The Abominable Dr. Phibes Review

Abominable Dr. Phibes, The
After a team of doctors fail to save his beloved wife after a car crash, insane fellow practioner Dr. Anton Phibes (Price) concocts an elaborate revenge, murdering each of them in the style of the Biblical plagues of Egypt: rats, locusts blood etc.

by Ian Nathan |
Published on
Release Date:

01 Jan 1971

Running Time:

0 minutes

Certificate:

12A

Original Title:

Abominable Dr. Phibes, The

Very much the centrepiece of Vincent Price’s third term as the creepy tsar of horror — following the traditional gloom of the ‘50s (see House Of Wax) and the lurid, Roger Corman directed flamboyance of the ‘60s (see Fall Of The House Of Usher) — this madcap revenge flick is a gothic hoot. Hammer horror in its gaudy, over-bearing, art deco stylings (although, it isn’t from that stable) it is a haughty, highly entertaining entry in British horror (it was actually financed by MGM) that blends, almost imperceptibly, gallows humour and genuine fright.

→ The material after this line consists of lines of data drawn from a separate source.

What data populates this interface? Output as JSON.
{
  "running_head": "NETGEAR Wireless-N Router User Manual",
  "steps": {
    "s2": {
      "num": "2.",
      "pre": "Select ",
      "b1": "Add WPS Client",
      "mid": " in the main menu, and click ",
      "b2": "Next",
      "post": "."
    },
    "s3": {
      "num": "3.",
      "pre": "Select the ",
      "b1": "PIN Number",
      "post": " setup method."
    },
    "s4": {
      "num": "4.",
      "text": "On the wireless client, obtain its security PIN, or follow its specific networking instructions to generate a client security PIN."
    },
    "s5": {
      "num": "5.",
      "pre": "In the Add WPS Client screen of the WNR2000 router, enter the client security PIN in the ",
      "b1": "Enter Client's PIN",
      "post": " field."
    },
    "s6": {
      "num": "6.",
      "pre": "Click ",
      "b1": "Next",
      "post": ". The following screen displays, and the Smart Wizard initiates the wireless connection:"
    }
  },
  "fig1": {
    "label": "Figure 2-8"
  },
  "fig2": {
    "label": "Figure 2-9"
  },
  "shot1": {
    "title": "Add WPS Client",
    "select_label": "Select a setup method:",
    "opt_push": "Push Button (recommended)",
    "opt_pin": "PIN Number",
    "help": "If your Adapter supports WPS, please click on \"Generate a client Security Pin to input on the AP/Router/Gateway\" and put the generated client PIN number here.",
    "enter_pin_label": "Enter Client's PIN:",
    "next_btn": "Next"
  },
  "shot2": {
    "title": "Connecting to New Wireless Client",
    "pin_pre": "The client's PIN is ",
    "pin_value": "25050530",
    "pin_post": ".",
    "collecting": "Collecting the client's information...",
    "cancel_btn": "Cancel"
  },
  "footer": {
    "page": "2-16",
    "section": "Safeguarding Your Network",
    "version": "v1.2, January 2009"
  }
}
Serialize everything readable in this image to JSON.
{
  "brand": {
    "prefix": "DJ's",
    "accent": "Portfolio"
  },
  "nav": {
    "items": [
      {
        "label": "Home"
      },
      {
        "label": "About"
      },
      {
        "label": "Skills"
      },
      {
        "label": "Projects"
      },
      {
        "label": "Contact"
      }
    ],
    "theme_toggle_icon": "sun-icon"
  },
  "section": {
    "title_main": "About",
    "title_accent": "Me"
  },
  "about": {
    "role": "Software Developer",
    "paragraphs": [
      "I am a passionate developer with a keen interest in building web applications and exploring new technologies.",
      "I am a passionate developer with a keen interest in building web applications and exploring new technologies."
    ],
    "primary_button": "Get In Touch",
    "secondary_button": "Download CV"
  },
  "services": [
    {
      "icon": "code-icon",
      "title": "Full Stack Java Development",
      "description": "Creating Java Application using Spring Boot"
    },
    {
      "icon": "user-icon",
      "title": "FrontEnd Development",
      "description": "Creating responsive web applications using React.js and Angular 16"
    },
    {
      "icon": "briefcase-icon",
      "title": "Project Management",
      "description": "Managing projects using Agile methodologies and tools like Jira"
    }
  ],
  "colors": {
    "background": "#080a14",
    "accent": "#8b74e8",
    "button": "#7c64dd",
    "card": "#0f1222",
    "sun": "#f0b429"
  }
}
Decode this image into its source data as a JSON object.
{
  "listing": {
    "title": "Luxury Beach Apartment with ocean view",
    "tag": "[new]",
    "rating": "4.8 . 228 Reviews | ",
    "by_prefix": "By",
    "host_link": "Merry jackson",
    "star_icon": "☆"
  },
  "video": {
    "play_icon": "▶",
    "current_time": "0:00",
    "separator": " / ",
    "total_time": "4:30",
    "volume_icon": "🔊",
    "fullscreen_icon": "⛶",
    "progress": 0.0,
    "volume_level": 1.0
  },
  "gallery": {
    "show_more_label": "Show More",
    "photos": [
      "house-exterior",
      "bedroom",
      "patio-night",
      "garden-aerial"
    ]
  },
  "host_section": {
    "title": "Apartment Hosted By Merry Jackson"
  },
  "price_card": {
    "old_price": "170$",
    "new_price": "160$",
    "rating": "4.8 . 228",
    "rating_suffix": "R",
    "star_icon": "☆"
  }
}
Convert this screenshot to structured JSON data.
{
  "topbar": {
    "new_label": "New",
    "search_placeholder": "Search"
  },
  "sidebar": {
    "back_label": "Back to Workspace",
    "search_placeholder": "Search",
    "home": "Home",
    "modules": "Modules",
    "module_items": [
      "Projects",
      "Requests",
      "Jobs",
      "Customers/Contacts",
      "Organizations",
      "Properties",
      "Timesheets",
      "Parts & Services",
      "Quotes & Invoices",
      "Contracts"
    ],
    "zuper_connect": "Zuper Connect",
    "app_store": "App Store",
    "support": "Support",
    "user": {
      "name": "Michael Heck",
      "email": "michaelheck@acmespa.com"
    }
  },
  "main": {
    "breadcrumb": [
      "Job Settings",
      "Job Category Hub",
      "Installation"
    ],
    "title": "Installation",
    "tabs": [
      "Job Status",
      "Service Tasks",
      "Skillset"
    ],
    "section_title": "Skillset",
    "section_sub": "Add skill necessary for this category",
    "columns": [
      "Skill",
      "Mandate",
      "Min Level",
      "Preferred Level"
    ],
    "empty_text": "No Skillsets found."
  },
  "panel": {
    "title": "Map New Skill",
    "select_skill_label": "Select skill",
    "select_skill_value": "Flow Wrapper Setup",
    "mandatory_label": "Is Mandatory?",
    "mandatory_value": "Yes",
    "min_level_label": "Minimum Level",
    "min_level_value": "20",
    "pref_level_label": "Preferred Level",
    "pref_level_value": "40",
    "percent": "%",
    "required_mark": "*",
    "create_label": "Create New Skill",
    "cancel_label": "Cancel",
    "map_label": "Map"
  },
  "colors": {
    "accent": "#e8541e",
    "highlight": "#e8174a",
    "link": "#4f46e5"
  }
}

Although set in the 1920s, director Robert Fuest transports the whodunit devices of Agatha Christie and a modern droll humour into Phibes twisted conniving. On his trail is a classic British plod, slow but unshakable, in Inspector Trout (Peter Jeffery) puzzled by the deranged features of the case. Phibes, you see, is in possession of the perfect alibi — he’s dead (“perishing” in another car crash rushing to be by his wife’s side). This also grants a scabby, proto-Freddie make-up job for Price just to add a supernatural gauze over what is essentially a flowery slasher movie.

What makes the film as rich as it is silly, is both Price’s smoked-ham performance (it is moot to criticise such camp revelries, he’s a half-dead, pucker-faced, diabolical genius who speaks through a mechanical voice-box — can that be overplayed?) and the sheer imagination applied to the death sequences (which make up the body of the film).  For the “rats” stage of the plot, ravenous rodents are snuck into the cockpit of one sorry doctor, another has their skull crushed by a “frog mask”. There is even a trace of subtlety no less, in the gradual shift from sympathy to reviling in our opinion of Phibes’ actions.

The language, too, matches the exotic sets and baroque deaths, with a mock-Shakespearean pomposity that Price milks for every strident syllable: “My precious jewel, I will join you in your setting. We shall be reunited forever in a secluded corner of the great elysian field of the beautiful beyond!”  Such barmy cadences are sorely missed from the genre that has since taken itself far too seriously.

Grotesquely gorgeous - a sterling array of British actors, perfectly dreadful jokes, glowing '20s kitsch, a clever use of romantic music and relishable grue to delight all.